Spark Solution Architect - Empower (remote/virtual - Canada-based)
Vancouver, BC, Canada
Hitachi Solutions
Company Description
Company Overview
Hitachi Solutions is a global solutions integrator passionate about designing, developing, and delivering cutting edge cloud solutions to help our clients innovative across their entire business. Our firm develops the business services and technology powering some of the products you use every day – and is closely aligned with Microsoft and other leaders in the cloud computing space.
What sets Hitachi Solutions apart is both our industry focus, and the intellectual property that we bring to our customers. Recognized for our achievements year after year, we strive to be the trusted advisor of large and medium sized enterprises alike – helping them move fast to achieve strategic business initiatives with distinguished engineering, hard work, and compassion. With over 3,000 team members across 14 countries, in our 18 years of focus our company has seen explosive growth and high customer satisfaction. This has allowed us to offer exceptionally compelling salaries, 401k match, family leave, and health benefits. And no – we will not make you come into an office or ask for an inflexible work schedule.

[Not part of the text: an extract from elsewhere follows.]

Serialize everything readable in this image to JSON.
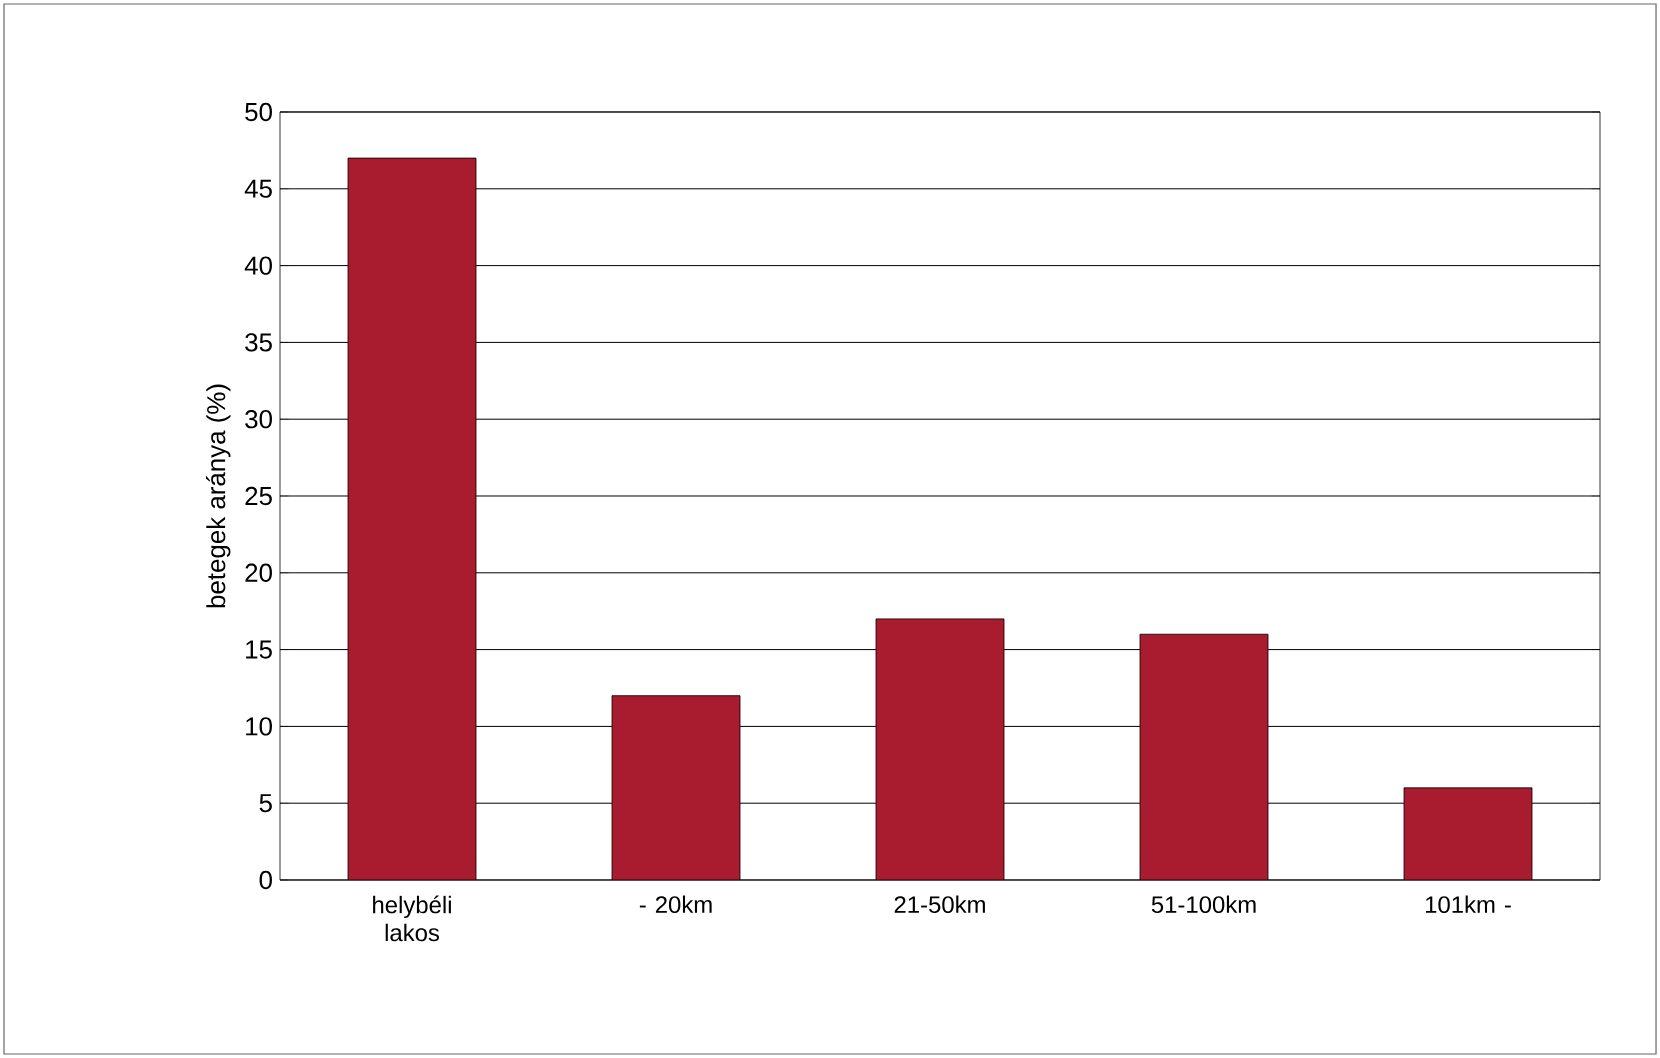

A part of Hitachi, Ltd., our company has a long and rich history of innovation, financial strength, and international presence of one of the world’s largest companies. Since 1910, Hitachi, Ltd. has been a leader in manufacturing innovative products and solutions that support industry and social infrastructure around the globe supported by 303,000 employees in over 100 countries and across 864 companies
Job Description
NEW PRODUCT DEVELOPMENT AND INNOVATIONS TEAM
This position is housed in our New Product Development team formed in 2021. Joining this team represents an opportunity to fast-track your career and to work with a team of fun and nerdy colleagues in a disruptive startup atmosphere: focused on hypergrowth, moving quickly, and making mistakes in the furtherance of innovation and sound engineering.
Armed with an existing book of business, and a stable financial parent – it is the goal of this group to transform our company into a billion-dollar product company, by focusing on engineering excellence and making the cloud easier for our customers.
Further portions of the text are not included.